Philippines: Higher rice, corn imports loom
The Philippines may import more rice and corn this year due to lower rice production and the extension of lower tariffs, according to the United States Department of Agriculture (USDA).
In a report, the USDA-Foreign Agricultural Service (FAS) raised its rice import forecast for the Philippines to 3.8 million metric tons (MT) this year from the previous target of 3.4 million MT.
The higher forecast was “because of the need to cover for the production shortfall,” it said.
Earlier, the Federation of Free Farmers (FFF) said the country may need to import at least three million MT of rice with a looming shortage due to low production and higher food utilization.
However, the Department of Agriculture (DA) dismissed the looming rice shortage this year.
In its latest report, the USDA said the Philippines’ milled rice production was expected to be lower, down to 11.975 million MT from the earlier forecast of 12.411 million MT for the year.
The USDA cited damage from Super Typhoon Karding in September last year as among the factors for the lower projection.

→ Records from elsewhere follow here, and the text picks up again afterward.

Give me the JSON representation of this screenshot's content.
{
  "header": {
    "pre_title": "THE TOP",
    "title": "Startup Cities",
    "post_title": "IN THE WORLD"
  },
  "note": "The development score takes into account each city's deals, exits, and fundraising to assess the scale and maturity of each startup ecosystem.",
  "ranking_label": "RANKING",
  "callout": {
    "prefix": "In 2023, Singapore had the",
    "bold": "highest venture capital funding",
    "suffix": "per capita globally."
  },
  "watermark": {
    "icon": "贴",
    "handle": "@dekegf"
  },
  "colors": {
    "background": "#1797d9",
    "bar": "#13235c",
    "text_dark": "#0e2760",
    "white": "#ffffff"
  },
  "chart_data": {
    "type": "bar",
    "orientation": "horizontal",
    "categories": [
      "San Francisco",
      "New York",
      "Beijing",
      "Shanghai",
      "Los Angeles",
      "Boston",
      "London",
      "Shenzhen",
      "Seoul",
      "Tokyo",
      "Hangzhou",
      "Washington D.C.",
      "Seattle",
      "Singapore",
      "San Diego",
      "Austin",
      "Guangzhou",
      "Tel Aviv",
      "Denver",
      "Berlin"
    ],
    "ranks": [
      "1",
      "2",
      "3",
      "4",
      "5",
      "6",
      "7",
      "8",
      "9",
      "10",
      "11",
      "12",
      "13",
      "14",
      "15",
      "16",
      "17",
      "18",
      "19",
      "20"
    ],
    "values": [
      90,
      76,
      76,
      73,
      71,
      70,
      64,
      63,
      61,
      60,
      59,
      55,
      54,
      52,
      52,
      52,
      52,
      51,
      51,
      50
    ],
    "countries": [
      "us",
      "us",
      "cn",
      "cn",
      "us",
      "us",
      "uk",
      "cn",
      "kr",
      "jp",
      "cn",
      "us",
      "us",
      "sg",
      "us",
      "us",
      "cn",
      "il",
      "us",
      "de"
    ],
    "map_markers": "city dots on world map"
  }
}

“Area harvested was lowered to 4.7 million hectares because of the damage brought by Super Typhoon Karding,” it said.
Meanwhile, the diminished fertilizer application will also lower rice yields.
The Philippines’ fertilizer imports saw a decline from April to July, which are “periods when it is most needed for growing crops,” the US agency said.
It also cited the decline in the total nitrogen value of fertilizers imported from July to August by 46 percent.
“Because of this data (and in consultation with industry contacts), FAS Manila believes that there should be contraction of rice production for MY 2022/23 Quarter 1 rather than the one percent increase in the official government data,” the USDA said.
The USDA has also estimated the country’s rice consumption to reach 15.7 million MT next year, higher than its previous forecast of 15.6 million MT.
This is in line with the shifting of demand from high-priced bread to rice, it said.
Ending stocks were lowered further to 4.19 million MT from 4.61 million MT to reflect higher demand.
For corn, the USDA expects the Philippines to import one million MT, up by 300,000 MT from its previous projection.
The increase is attributed to the extension of lower tariffs through 2023, as well as competitive ASEAN corn price quotes.
For the country’s corn production, the US agency maintained its forecast of 7.9 million MT.
“While farmgate prices have become attractive for corn farmers, this was tempered by the high production costs (of which fertilizer is a major factor). As with rice, FAS Manila believes that there is a reduction in corn production (as opposed to Philippine government data),” it said.
The USDA also expects the corn feed consumption to increase by 300,000 MT to 6.9 million MT due to the extension of lower tariffs and competitive future price quotes.
“Corn is still the preferred feed ingredient, especially for broilers and layers when available,” it said.
Last month, President Marcos approved the endorsement by the Board’s Committee on Tariff and Related Matters to extend the low Most Favored Nation (MFN) tariff rates on meat of swine (fresh, chilled, or frozen), maize, rice, and coal under Executive Order (EO) No. 171 for another year.
EO 171 was then signed last May by then president Rodrigo Duterte to bring down prices and stabilize the supply of agricultural products in the country
It extended the 15-percent in-quota and 25-percent out-quota tariff rates for pork were extended until Dec. 31 this year, and will revert back to 30 percent and 40 percent, respectively, by Jan. 1.
It also extended until the end of the year the reduced tariff of 35 percent on imported rice, and will return to 40-percent in-quota and 50-percent out quota tariff rates by January.
The EO also lowered the in-quota tariffs on corn imports to five percent from 35 percent until the end of the year.
With the higher projections for corn, the country is seen to import and consume less wheat this year.
The USDA has estimated wheat imports to reach 5.8 million MT, down 900,000 MT from its previous forecast, because of higher wheat prices and competitive corn quotes.
Feed wheat consumption is also expected to decline, by 200,000 MT to 2.5 million MT because of expectations that some demand will shift to corn, it said.